Theresa Niemann und Ina Göthe stehen vor eine Tür mit einem Caritas-Plakat.
Theresa Niemann und Ina Göthe arbeiten im "Haus Hoffnung" täglich mit Menschen, die von Obdachlosgkeit betroffen sind. Bildrechte: MDR/Christian Franke

Interview Haus Hoffnung: So arbeitet der Zufluchtsort für Obdachlose in Weimar

16. Februar 2025, 06:00 Uhr

Das "Haus Hoffnung" in Weimar ist seit mehr als 20 Jahren ein sicherer Hafen für Obdachlose. Hier finden Menschen, die auf der Straße leben, nicht nur ein Dach über dem Kopf, sondern auch Unterstützung für einen Neuanfang. Doch oft ist der Weg zurück zu einer eigenen Wohnung nicht leicht, denn das Wohnungsangebot ist knapp und die Schicksale der Menschen sind schwierig. Ina Göthe und Theresa Niemann geben einen Einblick in die Arbeit einer Unterkunft für obdachlose Menschen.

Was kommen denn so für Leute zu Ihnen? Welche Gründe erleben Sie, warum Menschen obdachlos geworden sind?

Göthe: Das ist ganz unterschiedlich. Da gibt es den jungen 20-Jährigen, der bei der Mutter rausgeflogen ist, bis zu dem Alkoholiker, der aufgrund seiner Mietschulden und auch einer gewissen Verwahrlosung sein Mietverhältnis verloren hat. Bis zu Rentnern, die auch aufgrund einer Schuldenproblematik den Mietvertrag aufgekündigt bekommen haben. Wir haben alles, was es an Problemlagen eigentlich so gibt.
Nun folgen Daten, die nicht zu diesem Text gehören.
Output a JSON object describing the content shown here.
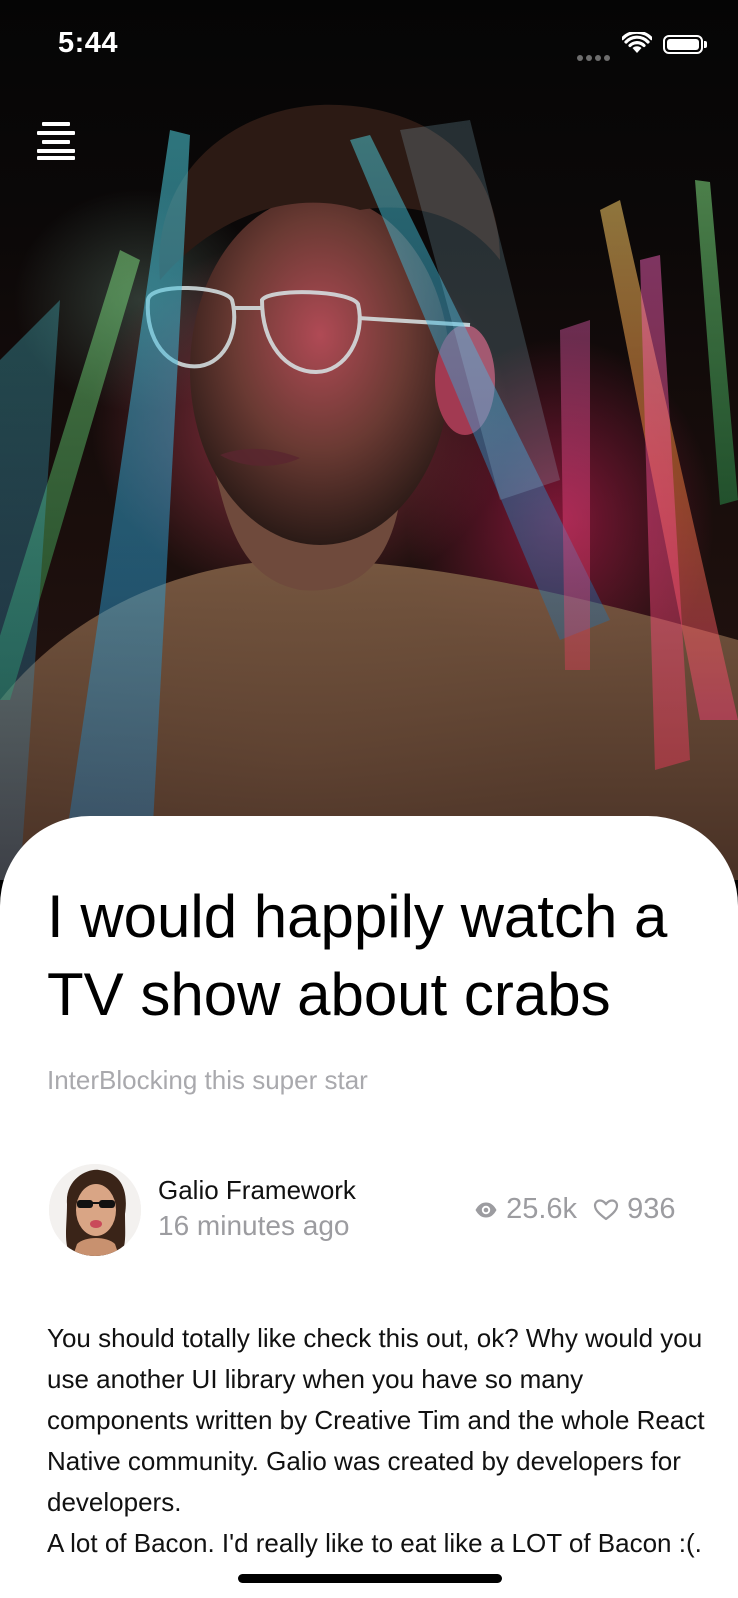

Neben dem Begriff der Obdachlosigkeit hört man auch immer mal von Wohnungslosigkeit. Welchen Unterschied gibt es da?

Göthe: Also, wohnungslos sind diejenigen, die ihre Wohnung verloren haben, die keinen eigenen Mietvertrag mehr haben, aber zum Beispiel bei Bekannten oder Verwandten unterkommen - oder Couchsurfing machen. Obdachlos sind diejenigen, die wirklich bei niemandem unterkommen können, die auf der Straße leben oder aber zu uns in die Notschlafstelle kommen.

Die meisten, die hierher kommen, haben erstmal eine gewisse Zeit lang eine Odyssee hinter sich.

Ina Göthe Haus Hoffnung

Unser Angebot richtet sich aber auch an die Wohnungslosen, keine Frage. Weil das mit der Wohnungslosigkeit ist ja auch eigentlich ein prekärer Zustand. Auch diese Menschen müssen zusehen, dass sie irgendwo einen Platz finden, dass ihnen jemand wohlgesonnen ist. Für Frauen ist es oftmals auch mit gewissen Gegenleistungen verbunden. Von daher steht das Haus Hoffnung natürlich auch den Wohnungslosen zur Verfügung, aber das nimmt man halt nicht gerne an, weil es natürlich so eine gewisse Hemmschwelle ist zu sagen: Ich bin obdachlos.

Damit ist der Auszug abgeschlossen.